= Isabel Trancoso =

Portuguese computer scientist

Isabel Maria Martins Trancoso is a Portuguese computer scientist specializing in speech processing. She was a full professor in the Instituto Superior Técnico, a former president of the scientific council of INESC-ID, the former editor-in-chief of IEEE Transactions on Speech and Audio Processing, and a former president of the International Speech Communication Association.

==Education and career==
Trancoso studied electrical and computer engineering at the Instituto Superior Técnico (IST), earning a licenciatura in 1979, master's degree in 1984, and PhD in 1987. Her doctoral dissertation, High Quality Medium-To-Low Bit Rate Speech Coding, was supervised by José Tribolet.

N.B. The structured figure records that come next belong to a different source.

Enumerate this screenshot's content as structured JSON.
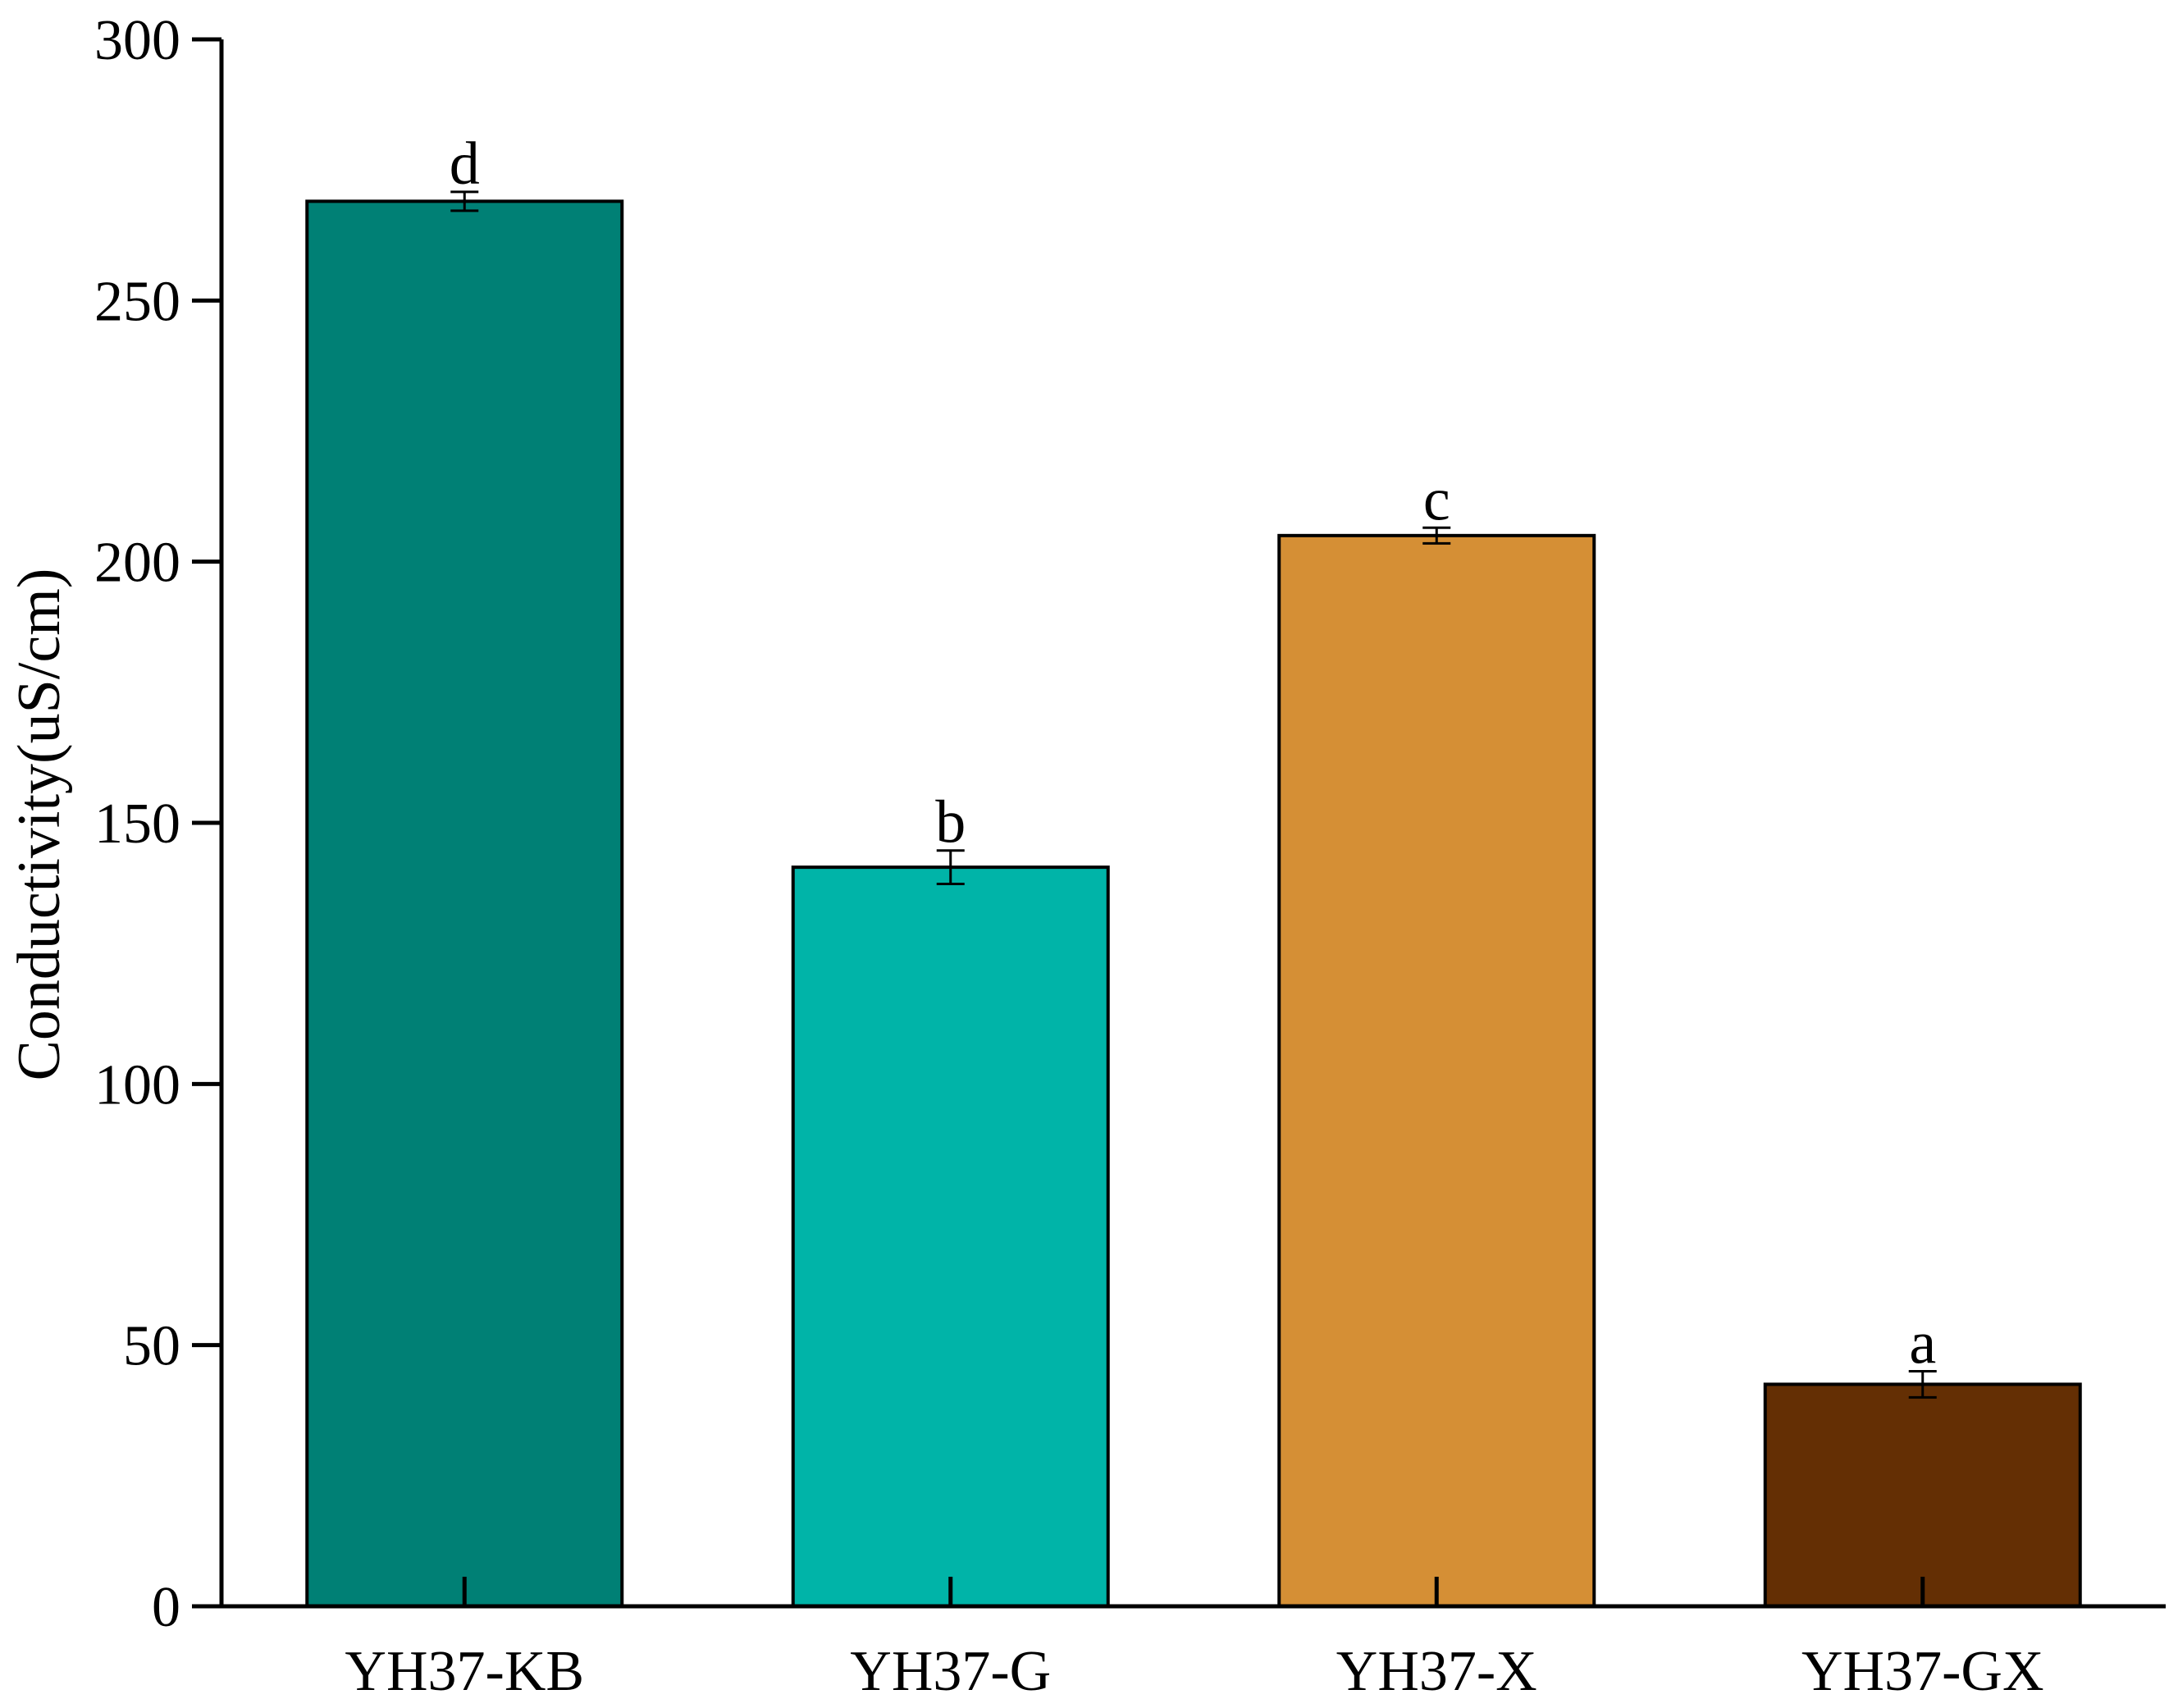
{
  "chart_data": {
    "type": "bar",
    "title": "",
    "xlabel": "",
    "ylabel": "Conductivity(uS/cm)",
    "ylim": [
      0,
      300
    ],
    "yticks": [
      0,
      50,
      100,
      150,
      200,
      250,
      300
    ],
    "grid": false,
    "legend": "none",
    "categories": [
      "YH37-KB",
      "YH37-G",
      "YH37-X",
      "YH37-GX"
    ],
    "values": [
      269,
      141.5,
      205,
      42.5
    ],
    "errors": [
      1.8,
      3.2,
      1.5,
      2.5
    ],
    "significance_labels": [
      "d",
      "b",
      "c",
      "a"
    ],
    "colors": [
      "#008075",
      "#00B4A8",
      "#D58F35",
      "#642F04"
    ]
  }
}
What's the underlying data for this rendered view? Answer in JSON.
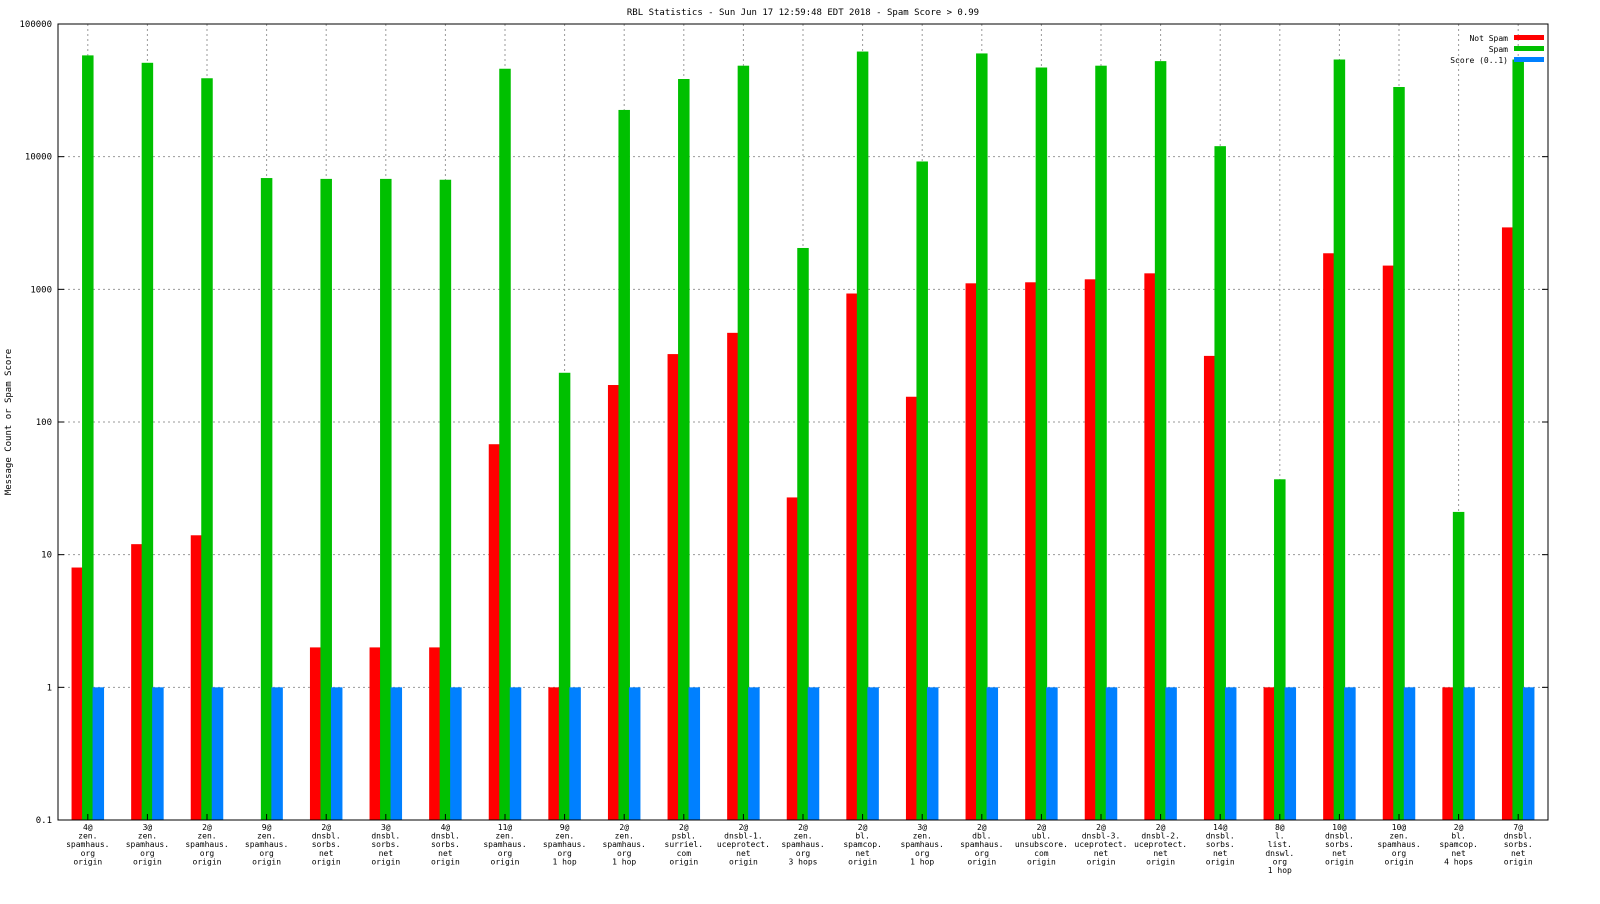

She continued at IST as an assistant professor from 1987 to 1993, associate professor from 1993 to 2005, and full professor since 2005. From 2007 to 2011, she was president of the International Speech Communication Association. She retired in 2022.

==Recognition==
Trancoso was elected as an IEEE Fellow in 2011, "for sustained contributions to speech technology, especially in the provision of research in and resources for the Portuguese language". She was named as a Fellow of the International Speech Communication Association (ISCA) in 2014, and in 2024 received the ISCA Medal for Scientific Achievement, "for pioneering contributions to speech coding and resources for the Portuguese language, and sustained service to the speech community".